Capture and immobilization of gaseous ruthenium tetroxide RuO4 in the UiO-66-NH2 metal–organic framework

Abstract

¹⁰⁶Ru is a radioactive isotope usually generated by the nuclear industry within power plant reactors. During a nuclear accident, ¹⁰⁶Ru reacts with oxygen, leading to the production of highly volatile ruthenium tetroxide RuO₄. The combination of volatility and radioactivity makes ¹⁰⁶RuO₄, one of the most radiotoxic species and justifies the development of a specific setup for its capture and immobilization. In this study, we report for the first time the capture and immobilization of gaseous RuO₄ within a porous metal–organic framework (UiO-66-NH₂). We used specific installation for the production of gaseous RuO₄ as well as for the quantification of this gas trapped within the filtering medium.
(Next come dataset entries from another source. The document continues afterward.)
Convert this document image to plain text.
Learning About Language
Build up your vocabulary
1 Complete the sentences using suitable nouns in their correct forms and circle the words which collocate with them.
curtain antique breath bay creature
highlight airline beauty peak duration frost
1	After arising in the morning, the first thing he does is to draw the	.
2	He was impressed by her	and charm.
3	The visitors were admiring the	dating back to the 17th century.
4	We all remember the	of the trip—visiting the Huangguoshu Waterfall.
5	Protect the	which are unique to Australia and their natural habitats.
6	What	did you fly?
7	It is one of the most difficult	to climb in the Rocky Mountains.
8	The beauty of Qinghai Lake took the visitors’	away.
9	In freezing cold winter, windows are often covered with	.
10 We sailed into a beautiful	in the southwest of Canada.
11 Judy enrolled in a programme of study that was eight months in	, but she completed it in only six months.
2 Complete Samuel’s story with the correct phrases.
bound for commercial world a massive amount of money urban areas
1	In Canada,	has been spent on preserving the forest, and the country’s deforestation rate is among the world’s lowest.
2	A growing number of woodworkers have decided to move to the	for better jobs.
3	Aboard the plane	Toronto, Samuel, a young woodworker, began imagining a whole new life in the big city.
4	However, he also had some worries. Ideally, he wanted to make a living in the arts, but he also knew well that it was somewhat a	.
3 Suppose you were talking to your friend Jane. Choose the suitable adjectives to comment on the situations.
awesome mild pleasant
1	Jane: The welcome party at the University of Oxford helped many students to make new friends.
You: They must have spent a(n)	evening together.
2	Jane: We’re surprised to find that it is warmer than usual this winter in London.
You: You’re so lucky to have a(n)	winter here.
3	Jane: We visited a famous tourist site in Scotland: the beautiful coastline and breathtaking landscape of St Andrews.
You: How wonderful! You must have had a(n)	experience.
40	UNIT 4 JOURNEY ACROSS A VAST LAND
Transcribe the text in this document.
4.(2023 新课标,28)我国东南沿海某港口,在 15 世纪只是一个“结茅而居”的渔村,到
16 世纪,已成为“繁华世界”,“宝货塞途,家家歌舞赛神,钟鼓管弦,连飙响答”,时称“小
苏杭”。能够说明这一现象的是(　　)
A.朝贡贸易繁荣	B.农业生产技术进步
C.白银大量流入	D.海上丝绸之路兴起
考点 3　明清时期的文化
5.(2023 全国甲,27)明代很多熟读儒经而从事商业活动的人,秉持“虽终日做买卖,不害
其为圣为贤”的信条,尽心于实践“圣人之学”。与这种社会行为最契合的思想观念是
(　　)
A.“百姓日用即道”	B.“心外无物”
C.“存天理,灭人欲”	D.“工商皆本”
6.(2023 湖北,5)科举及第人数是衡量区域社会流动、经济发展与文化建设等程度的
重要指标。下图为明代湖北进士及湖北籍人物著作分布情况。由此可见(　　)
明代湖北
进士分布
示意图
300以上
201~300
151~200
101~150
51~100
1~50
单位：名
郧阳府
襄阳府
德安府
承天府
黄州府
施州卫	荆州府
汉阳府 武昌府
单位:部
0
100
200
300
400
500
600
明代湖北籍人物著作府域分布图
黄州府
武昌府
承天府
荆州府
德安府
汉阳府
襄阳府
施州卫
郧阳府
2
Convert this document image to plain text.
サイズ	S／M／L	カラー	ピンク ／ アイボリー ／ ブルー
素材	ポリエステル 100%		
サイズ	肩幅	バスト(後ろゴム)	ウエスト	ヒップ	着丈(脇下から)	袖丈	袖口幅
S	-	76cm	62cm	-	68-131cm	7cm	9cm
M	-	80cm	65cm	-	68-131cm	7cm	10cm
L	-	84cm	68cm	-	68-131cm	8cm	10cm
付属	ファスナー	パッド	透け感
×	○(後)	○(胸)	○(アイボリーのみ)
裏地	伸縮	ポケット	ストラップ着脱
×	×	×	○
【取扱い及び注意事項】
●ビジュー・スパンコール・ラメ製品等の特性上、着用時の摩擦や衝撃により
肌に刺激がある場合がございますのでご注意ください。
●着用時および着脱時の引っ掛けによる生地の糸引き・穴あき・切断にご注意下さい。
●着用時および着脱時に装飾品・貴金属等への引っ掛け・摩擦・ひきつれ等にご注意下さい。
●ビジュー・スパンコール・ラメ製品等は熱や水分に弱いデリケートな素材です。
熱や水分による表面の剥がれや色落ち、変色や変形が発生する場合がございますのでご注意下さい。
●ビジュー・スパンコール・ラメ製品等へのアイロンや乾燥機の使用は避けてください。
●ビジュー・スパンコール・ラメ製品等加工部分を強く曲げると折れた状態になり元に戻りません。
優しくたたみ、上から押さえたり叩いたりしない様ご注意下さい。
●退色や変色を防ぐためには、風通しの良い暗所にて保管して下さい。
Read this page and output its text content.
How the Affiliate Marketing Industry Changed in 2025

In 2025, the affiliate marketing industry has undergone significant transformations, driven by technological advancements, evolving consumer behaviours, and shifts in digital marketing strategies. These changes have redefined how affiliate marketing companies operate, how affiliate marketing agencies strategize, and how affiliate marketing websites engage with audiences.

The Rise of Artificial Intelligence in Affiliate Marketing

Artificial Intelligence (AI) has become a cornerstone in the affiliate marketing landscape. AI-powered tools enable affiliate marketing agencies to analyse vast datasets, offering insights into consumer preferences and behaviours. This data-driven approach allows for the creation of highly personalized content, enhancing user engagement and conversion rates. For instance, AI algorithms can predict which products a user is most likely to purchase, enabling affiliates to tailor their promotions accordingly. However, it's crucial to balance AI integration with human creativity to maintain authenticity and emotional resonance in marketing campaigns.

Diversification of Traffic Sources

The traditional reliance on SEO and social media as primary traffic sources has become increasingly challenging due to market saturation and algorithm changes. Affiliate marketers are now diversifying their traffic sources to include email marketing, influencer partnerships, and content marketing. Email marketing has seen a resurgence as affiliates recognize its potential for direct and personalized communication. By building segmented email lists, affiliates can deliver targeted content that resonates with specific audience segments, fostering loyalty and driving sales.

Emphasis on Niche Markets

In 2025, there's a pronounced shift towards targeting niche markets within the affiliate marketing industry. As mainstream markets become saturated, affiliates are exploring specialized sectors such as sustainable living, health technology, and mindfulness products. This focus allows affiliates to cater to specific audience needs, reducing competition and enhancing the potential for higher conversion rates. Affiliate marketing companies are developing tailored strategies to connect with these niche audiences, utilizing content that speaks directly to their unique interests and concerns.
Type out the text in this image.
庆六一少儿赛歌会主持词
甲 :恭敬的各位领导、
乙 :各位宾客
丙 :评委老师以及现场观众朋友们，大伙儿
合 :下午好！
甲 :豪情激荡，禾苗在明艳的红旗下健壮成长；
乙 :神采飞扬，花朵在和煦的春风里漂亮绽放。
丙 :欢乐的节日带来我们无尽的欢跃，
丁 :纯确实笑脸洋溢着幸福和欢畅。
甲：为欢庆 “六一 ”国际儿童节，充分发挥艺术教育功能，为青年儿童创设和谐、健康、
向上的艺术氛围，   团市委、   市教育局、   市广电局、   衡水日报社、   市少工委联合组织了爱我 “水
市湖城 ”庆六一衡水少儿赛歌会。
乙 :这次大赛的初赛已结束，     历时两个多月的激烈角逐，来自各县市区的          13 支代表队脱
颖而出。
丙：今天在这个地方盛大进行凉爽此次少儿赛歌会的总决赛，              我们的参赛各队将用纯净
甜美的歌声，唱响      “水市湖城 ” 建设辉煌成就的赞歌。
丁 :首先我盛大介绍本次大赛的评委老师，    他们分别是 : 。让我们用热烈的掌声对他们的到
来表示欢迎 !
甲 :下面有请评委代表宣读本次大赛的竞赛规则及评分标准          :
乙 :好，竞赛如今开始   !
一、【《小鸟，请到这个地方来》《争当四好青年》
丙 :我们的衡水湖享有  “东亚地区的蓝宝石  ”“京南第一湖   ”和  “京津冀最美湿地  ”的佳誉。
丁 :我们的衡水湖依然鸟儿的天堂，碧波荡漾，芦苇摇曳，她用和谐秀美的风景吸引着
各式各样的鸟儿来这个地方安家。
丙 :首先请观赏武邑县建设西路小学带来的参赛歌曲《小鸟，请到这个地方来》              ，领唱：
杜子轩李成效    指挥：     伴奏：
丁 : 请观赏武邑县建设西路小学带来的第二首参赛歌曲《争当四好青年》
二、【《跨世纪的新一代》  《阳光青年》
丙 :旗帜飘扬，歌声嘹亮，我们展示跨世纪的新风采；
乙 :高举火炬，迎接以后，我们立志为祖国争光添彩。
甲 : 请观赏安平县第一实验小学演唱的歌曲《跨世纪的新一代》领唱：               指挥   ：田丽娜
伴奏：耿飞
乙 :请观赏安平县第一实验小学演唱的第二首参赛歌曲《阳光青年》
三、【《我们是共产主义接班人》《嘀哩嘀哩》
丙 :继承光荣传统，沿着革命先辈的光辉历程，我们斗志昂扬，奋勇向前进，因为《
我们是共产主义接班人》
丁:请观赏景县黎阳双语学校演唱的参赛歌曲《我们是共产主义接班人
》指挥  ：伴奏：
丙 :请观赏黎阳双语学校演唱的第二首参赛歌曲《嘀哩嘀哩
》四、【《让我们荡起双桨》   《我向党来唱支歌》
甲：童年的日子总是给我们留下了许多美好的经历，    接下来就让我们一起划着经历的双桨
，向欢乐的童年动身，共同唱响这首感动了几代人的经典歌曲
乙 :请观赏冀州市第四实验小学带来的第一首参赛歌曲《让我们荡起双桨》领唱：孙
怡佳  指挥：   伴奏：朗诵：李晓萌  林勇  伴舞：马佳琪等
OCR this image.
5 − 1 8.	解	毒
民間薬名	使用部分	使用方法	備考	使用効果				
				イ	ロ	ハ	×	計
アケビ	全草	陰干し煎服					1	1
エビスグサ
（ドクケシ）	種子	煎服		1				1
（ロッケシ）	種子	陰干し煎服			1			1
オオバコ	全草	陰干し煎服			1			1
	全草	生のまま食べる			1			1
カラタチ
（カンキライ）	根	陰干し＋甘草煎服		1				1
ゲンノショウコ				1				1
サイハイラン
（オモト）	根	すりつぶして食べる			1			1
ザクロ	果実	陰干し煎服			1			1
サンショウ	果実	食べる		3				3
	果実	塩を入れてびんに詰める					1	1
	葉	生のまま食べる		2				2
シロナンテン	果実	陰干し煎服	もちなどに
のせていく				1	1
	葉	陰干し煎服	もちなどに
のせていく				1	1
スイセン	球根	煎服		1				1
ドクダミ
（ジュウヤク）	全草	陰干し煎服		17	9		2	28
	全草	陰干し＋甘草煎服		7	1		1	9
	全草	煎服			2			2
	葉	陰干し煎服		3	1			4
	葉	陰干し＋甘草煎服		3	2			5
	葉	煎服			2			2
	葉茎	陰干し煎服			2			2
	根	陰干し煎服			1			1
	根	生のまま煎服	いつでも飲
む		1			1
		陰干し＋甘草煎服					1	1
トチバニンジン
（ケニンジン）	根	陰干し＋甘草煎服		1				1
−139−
We proved that UiO-66-NH₂ has remarkable affinity for RuO₄ capture, as this MOF exhibited the worldwide highest RuO₄ decontamination factor (DF of 5745), hundreds of times higher than the DF values of sorbents daily used by the nuclear industry (zeolites or activated charcoal). The efficiency of UiO-66-NH₂ can be explained by its pore diameters well adapted to the capture and immobilization of RuO₄ as well as its conversion into stable RuO₂ within the pores. This conversion corresponds to the reactivity of RuO₄ with the MOF organic sub-network, leading to the oxidation of terephthalate ligands. As proved by powder X-ray diffraction and NMR techniques, these modifications did not decompose the MOF structure.